How I Became a Liberal, prt. 3

View part one of this series

View part two of this series

I returned home from that trip completely discombobulated. For many years after that I continued to identify politically as a conservative, but I stopped listening to Rush and all other conservative radio almost immediately.

It didn’t take long after that for me to start to understand some things I had not understood before.

  1. Liberals aren’t who they were being framed to be
  2. The solution to poverty was often way more complicated than “pull yourself up by your own bootstraps.”
  3. The people I had been listening to seemed to be devoid of basic compassion.
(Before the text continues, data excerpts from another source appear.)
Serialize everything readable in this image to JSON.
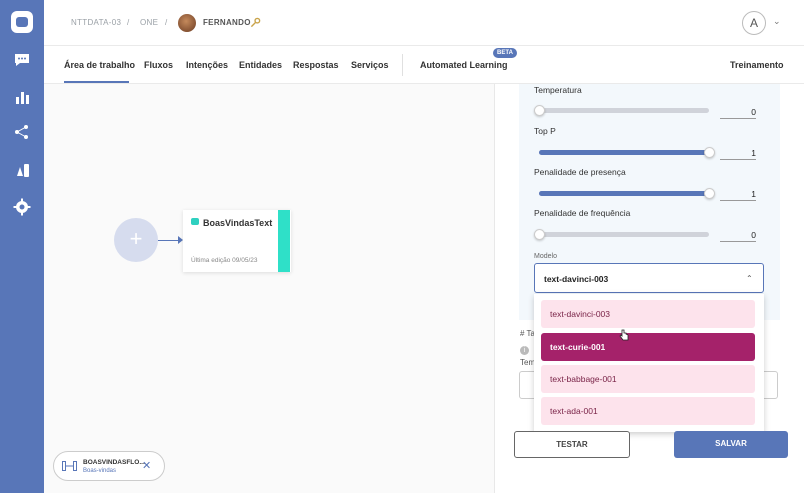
{
  "breadcrumb": {
    "workspace": "NTTDATA-03",
    "sep1": "/",
    "bot": "ONE",
    "sep2": "/",
    "user": "FERNANDO"
  },
  "user_avatar_letter": "A",
  "tabs": [
    {
      "label": "Área de trabalho",
      "active": true
    },
    {
      "label": "Fluxos"
    },
    {
      "label": "Intenções"
    },
    {
      "label": "Entidades"
    },
    {
      "label": "Respostas"
    },
    {
      "label": "Serviços"
    },
    {
      "label": "Automated Learning",
      "badge": "BETA"
    },
    {
      "label": "Treinamento"
    }
  ],
  "flow_node": {
    "title": "BoasVindasText",
    "subtitle": "Última edição 09/05/23"
  },
  "flow_chip": {
    "title": "BOASVINDASFLO...",
    "subtitle": "Boas-vindas"
  },
  "params": [
    {
      "label": "Temperatura",
      "value": "0",
      "fraction": 0
    },
    {
      "label": "Top P",
      "value": "1",
      "fraction": 1
    },
    {
      "label": "Penalidade de presença",
      "value": "1",
      "fraction": 1
    },
    {
      "label": "Penalidade de frequência",
      "value": "0",
      "fraction": 0
    }
  ],
  "model": {
    "label": "Modelo",
    "selected": "text-davinci-003",
    "options": [
      "text-davinci-003",
      "text-curie-001",
      "text-babbage-001",
      "text-ada-001"
    ],
    "highlighted": "text-curie-001"
  },
  "behind_text": {
    "hash": "# Ta",
    "info": "i",
    "tem": "Tem"
  },
  "buttons": {
    "test": "TESTAR",
    "save": "SALVAR"
  },
  "colors": {
    "sidebar": "#5876b8",
    "accent": "#5876b8",
    "highlight": "#a5226a",
    "node_bar": "#2fe0c8"
  }
}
That’s what had changed. My heart opened up. I began to see people caught in the cycle of poverty as people, not simply as problems to be solved, or obstacles in the way of enjoying my own wealth to the fullest.

As I reflected more and more over the next few years, I realized my conservative radio mentors had nothing good to say about anybody outside of their group. They referred to liberals as “bleeding hearts,” which I increasingly began to understand as people who care about issues not only intellectually but also on a human level. All of the conservative solutions I was hearing and reading were intellectual. None seemed to come from people who had been where I had been and seen what I had seen. There was a coldness, an aloofness, about them that became increasingly unacceptable to me.

In my conversations with conservatives on Facebook and other social media, I often saw this same thing — a distinct sense of distance between the person commenting about poverty and the people experiencing it. “Us” and “them” thinking. I wasn’t in Chicago very long, but it rocked me hard enough that I began to take poverty personally, and impersonal, political or philosophical solutions no longer seemed appropriate. Perhaps in some ways, as Jonathon Edwards once said, I had begun to be seized by the power of a great affection: affection for the poor, for people who were suffering, whether from their own choices or otherwise.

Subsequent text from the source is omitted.